58 anni fa il naufragio Andrea Doria

Una vicenda per certi versi simile a quella della Concordia

Roma, 25 luglio – (ansa) Mentre sulla rotta tra il Giglio e Genova si consuma l’ultimo atto del naufragio della Costa Concordia, in questi stessi giorni ricorre il 58/mo anniversario di un’altra grande tragedia del mare, per certi versi affine e per altri diametralmente opposta, a quella della Concordia: l’affondamento dell’Andrea Doria.

Fiore all’occhiello dell’italian style, grattacielo viaggiante con 700 cabine distribuite su 11 livelli, l’Andrea Doria, con 1.706 persone a bordo, fu speronato la notte del 26 luglio 1956 dal piroscafo svedese ‘Stockholm’ alle 23 (le 4,30 ora italiana) a largo delle coste di New York. Furono 51 le vittime, di cui 42 colte ne sonno. Tutti gli altri furono salvati durante le quasi 12 ore intercorse tra l’impatto e l’affondamento, con la nave pericolosamente inclinata su un fianco. Oggi, quella nave che era ritenuta inaffondabile, giace a 75 metri di profondità nell’Oceano Atlantico, alle porte di New York.

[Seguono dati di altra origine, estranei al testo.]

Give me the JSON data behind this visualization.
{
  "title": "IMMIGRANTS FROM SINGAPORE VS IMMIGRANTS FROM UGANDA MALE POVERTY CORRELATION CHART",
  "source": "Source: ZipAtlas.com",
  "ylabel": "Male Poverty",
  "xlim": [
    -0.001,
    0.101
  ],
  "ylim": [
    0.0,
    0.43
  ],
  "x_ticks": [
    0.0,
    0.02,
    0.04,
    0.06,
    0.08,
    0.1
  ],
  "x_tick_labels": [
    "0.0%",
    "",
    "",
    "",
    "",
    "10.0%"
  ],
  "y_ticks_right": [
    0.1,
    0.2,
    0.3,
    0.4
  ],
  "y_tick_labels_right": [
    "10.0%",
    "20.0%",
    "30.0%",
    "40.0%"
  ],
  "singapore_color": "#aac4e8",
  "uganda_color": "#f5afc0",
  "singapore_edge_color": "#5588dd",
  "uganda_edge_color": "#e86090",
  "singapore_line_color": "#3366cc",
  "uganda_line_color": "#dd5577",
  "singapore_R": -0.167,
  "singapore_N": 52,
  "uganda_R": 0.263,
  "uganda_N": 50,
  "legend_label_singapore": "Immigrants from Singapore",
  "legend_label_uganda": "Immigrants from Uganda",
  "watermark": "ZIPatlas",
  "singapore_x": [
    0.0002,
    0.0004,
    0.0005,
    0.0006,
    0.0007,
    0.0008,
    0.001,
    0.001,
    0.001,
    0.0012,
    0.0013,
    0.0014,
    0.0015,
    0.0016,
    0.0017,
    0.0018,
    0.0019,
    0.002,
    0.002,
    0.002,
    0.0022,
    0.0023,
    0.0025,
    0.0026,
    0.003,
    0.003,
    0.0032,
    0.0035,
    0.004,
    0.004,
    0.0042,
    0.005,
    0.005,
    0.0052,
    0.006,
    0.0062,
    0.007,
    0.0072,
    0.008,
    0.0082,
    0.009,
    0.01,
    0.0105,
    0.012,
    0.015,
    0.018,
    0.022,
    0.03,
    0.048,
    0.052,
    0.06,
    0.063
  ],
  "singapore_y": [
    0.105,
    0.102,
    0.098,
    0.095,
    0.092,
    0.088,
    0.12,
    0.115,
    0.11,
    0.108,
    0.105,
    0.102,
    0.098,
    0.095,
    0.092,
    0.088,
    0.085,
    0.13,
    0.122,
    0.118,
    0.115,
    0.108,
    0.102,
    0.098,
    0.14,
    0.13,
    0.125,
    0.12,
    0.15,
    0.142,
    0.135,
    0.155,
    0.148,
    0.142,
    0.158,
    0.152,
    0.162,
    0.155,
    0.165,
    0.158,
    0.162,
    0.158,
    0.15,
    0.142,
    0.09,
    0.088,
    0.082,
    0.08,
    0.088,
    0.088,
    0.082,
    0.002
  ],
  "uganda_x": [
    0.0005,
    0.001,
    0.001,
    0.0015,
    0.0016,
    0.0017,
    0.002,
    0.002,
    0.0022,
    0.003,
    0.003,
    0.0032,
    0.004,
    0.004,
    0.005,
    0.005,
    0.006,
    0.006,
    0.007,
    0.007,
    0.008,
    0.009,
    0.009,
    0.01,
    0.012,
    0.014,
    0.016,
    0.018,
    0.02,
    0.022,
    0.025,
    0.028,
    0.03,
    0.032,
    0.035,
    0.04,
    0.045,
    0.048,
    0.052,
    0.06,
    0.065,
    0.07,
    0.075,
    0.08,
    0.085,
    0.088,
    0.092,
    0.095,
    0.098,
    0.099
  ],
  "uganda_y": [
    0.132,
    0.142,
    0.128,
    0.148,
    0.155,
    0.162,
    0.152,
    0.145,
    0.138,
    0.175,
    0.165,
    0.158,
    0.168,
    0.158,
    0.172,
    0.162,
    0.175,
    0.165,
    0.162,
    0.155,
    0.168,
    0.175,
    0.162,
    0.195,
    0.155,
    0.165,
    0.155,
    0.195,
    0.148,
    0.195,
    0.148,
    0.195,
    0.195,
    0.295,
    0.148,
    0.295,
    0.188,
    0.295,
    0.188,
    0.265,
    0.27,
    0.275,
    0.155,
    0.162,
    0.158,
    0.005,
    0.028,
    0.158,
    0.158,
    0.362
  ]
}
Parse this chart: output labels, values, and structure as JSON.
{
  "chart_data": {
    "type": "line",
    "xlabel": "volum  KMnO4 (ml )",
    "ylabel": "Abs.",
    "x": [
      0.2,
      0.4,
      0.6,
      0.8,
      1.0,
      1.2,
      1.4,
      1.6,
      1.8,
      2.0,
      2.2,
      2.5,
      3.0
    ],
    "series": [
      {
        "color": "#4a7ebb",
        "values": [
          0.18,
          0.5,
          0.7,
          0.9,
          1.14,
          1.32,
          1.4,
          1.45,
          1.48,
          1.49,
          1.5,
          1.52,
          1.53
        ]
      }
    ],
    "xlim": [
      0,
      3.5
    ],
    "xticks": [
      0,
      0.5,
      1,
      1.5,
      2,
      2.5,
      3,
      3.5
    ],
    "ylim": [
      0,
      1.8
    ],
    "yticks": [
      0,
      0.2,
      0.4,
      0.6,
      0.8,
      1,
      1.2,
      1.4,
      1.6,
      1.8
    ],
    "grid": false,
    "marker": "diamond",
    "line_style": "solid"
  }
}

Il racconto di una sopravvissuta 
Sembra storia di ieri, per chi ha vissuto direttamente o indirettamente le vicende della Concordia, ma sembra storia di ieri anche per Pierette Simpson, che è tra i superstiti dell’Andrea Doria e che, all’epoca aveva 9 anni e mezzo. Con i nonni, dall’Italia stava raggiungendo gli Stati Uniti per riunirsi alla madre che, partita molti anni prima, si era risposata e aveva formato una nuova famiglia. Di quella notte ha ancora un ricordo vivo e commosso: la nonna che le teneva la mano, la gente che pregava, il nonno che era rimasto in cabina e che tardava a raggiungerle. C’è chi gridava che era stata una mina, che diceva ‘faremo la fine del Titanic’. E intanto la nave si inclinava sempre di più. Poi finalmente il calo delle scialuppe, l’arrivo dei soccorsi e la fine di un incubo.

Due comandanti a confronto: Calamai e Schettino
Pierette Simpson ha scritto un libro e un romanzo sull’affondamento dell’Andrea Doria, soprattutto per esaltare la figura del comandante della nave, il capitano Piero Calamai, il quale, additato inizialmente quasi come lo Schettino di oggi della Concordia, fu riabilitato solo più tardi dalla storia ma senza aver mai più navigato e comandato una nave. “Al contrario di Schettino, come ce lo hanno descritto le cronache dei giornali – osserva Pierette Simpson – il Capitano Piero Calamai è rimasto da solo a bordo della nave ed era determinato ad andare a fondo con lei”. Fu l’eroico gesto del suo equipaggio, risalito sulla nave e pronto a restare a bordo con lui, che lo convinse e costrinse, alla fine, ad abbandonare l’Andrea Doria al suo ormai inevitabile destino. Calamai, contrariamente al comandante dello Stockholm, non comandò mai più una nave e morì con il rimorso delle vittime causate dal naufragio del “suo” Andrea Doria.

Un processo mai concluso
Non esiste una verità giuridica sulle responsabilità del naufragio dell’Andrea Doria. Questo perché l’assicurazione delle due navi era la medesima: i Lloyds di Londra. Ci fu pertanto un accordo per sospendere il processo, previo un risarcimento minimo ai passeggeri: 6 milioni di dollari su 85milioni della richiesta iniziale avanzata in sede processuale.

Il sogno di Pierette: un film per celebrare i 60 anni
E dopo il libro e il romanzo, per celebrare degnamente i 60 anni dalla tragedia, Pierette Simpson ha un sogno nel cassetto: realizzare un film sull’affondamento dell’Andrea Doria. Magari con un regista come Spielberg e un buon cast internazionale di attori. George Clooney, dice di getto, per interpretare la figura del comandante Calamai: “ha il giusto carisma”, osserva. Ma poi si accalora su una ipotesi per lei più suggestiva: e perché no un attore italiano? Del resto Calamai era italiano e l’Andrea Doria, gioiello della tecnologia italiana, negli anni ha segnato la vita e il futuro di tanti italiani che andavano a cercare fortuna negli Stati Uniti.